The Bill seeks to ensure that people living in same-sex, de facto relationships are treated equally, and share all rights and responsibilities of other citizens. And that sounds like social justice. But if this Bill goes into effect, many citizens who provide such services will have their freedom of religion, freedom of expression, and freedom to do business with whom they please violated, although they far outnumber people in homosexual relationships . Is that result really about social justice? This Bill sets one select and very small minority group’s claims for social justice against the claims of the majority of the population.
Conclusion:
We see in the media many religious leaders agreeing that many forms of discrimination are wrong in modern, Western nations and they have been widely quoted as rejoicing in the recent ruling in California allowing equal marriage for same sex couples. Some of these leaders are from mainstream Protestant denominations, some are from Reform Judaism. However, the more conservative denominations of Christianity and Judaism do not perceive this as progress, and see it as a further erosion of our society’s once sacred ideal of marriage, the home, motherhood, family. All those shared meanings are in the midst of being redefined.

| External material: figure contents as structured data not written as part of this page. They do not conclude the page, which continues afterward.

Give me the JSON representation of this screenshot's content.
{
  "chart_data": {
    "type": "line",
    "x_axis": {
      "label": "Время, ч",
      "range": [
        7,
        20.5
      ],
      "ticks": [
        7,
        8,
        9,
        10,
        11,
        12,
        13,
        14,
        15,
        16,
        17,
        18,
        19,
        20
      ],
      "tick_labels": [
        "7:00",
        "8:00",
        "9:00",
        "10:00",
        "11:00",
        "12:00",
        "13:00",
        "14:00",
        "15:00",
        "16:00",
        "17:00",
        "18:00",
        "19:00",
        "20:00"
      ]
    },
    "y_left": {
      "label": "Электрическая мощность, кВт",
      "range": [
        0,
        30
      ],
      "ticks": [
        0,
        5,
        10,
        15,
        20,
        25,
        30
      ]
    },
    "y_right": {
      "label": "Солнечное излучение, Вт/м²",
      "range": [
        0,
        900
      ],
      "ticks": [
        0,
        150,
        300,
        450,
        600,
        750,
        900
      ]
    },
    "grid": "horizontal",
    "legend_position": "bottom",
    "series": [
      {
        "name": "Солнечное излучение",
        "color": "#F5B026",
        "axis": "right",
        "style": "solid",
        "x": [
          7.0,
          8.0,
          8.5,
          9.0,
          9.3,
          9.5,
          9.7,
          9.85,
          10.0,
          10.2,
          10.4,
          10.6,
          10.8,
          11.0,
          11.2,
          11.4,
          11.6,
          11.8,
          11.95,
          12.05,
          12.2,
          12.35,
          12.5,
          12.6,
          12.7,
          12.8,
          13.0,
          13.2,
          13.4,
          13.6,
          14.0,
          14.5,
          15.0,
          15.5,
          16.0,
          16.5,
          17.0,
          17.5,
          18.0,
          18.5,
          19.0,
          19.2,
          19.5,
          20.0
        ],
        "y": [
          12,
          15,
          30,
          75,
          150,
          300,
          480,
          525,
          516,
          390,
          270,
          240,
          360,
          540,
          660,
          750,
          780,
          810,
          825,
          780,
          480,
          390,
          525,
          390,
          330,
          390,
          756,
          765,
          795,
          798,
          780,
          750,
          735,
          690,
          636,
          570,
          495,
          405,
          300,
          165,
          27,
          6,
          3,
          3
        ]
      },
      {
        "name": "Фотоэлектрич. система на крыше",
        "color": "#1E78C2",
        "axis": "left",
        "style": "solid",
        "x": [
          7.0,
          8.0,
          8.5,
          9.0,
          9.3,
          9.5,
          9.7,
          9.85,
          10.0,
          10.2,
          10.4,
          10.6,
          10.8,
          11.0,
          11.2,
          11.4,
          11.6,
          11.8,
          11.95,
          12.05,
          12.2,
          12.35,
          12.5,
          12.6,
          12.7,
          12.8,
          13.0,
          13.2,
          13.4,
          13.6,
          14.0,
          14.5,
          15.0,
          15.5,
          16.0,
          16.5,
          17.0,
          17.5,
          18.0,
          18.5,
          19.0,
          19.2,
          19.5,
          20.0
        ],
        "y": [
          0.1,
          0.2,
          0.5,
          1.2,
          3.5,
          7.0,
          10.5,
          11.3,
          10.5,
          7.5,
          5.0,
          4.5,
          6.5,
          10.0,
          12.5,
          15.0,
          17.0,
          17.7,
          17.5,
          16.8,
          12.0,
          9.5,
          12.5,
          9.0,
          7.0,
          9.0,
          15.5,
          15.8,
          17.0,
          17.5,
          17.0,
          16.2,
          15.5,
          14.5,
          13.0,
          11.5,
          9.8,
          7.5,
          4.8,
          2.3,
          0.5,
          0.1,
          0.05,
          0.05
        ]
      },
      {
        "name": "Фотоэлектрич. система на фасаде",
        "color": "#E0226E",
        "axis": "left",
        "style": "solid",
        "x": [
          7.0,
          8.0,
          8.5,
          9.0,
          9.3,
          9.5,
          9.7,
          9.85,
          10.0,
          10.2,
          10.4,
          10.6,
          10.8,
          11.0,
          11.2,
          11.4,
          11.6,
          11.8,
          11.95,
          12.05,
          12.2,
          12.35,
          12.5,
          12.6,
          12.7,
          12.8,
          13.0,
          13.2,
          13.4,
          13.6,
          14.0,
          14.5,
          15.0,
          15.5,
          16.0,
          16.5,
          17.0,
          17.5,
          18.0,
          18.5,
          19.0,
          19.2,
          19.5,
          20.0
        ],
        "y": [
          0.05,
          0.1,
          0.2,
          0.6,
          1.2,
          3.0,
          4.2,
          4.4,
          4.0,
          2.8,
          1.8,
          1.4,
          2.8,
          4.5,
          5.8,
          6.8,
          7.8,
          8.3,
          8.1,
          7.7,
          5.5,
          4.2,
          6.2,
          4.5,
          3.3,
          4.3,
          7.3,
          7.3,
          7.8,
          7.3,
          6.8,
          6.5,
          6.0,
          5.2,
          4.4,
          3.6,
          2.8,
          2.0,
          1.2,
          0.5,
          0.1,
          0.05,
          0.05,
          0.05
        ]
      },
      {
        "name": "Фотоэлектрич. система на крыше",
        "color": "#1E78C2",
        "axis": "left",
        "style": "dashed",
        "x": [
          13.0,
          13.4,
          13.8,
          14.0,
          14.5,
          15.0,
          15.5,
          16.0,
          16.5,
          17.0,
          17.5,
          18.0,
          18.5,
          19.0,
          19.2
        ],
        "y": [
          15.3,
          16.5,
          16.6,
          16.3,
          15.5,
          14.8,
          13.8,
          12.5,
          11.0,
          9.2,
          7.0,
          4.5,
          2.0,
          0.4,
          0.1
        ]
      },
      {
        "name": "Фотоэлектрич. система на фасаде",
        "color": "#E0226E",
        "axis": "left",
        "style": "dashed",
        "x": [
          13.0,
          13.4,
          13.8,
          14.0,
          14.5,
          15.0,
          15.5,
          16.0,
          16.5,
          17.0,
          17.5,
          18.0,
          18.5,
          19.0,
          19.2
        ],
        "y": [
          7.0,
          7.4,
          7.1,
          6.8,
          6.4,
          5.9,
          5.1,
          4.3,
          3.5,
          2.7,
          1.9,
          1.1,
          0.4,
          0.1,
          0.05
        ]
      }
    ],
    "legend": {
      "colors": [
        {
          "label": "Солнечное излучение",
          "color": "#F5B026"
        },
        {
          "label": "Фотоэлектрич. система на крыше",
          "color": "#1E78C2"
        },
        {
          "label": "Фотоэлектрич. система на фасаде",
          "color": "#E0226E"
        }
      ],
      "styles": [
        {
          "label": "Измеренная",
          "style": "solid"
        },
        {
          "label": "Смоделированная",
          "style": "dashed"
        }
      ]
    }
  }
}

This Same Sex Amendment Bill does not directly address the issues of homosexual marriage, or adoption by same-sex de facto couples, about which many people feel strongly on both sides, but the rationale behind it comes very close and invites that progression of logic. I think it is only a matter of time, and that the set of changes contained in this Bill brings the day closer that we will be debating both of those concepts in this Chamber. And when we do I will not be supporting either of those measures.
And I will not support this Bill because the protections it supposedly offers are already available to lesbian parents who can obtain parenting orders from the Family Court, and keep an up-to-date will, which any responsible parent should be doing.
Australia is a signatory to the UN Convention on the Rights of the Child , which states that the best interests of the child shall be a primary consideration (and that means by courts, legislators, and administrative authorities) in all actions concerning children, including ensuring their “right to know and be cared for by both parents”. We believe this Bill is not in the best interests of children or of society as a whole. Children need both their mothers and their fathers in order to become well-developed people. And society needs fatherhood to be supported, respected and safeguarded from anyone who would undermine it.
As a former Father of the Year, I take very seriously the responsibility to oppose this Bill, and to ask all of you, as representatives of our society, to acknowledge, safeguard and honour fatherhood.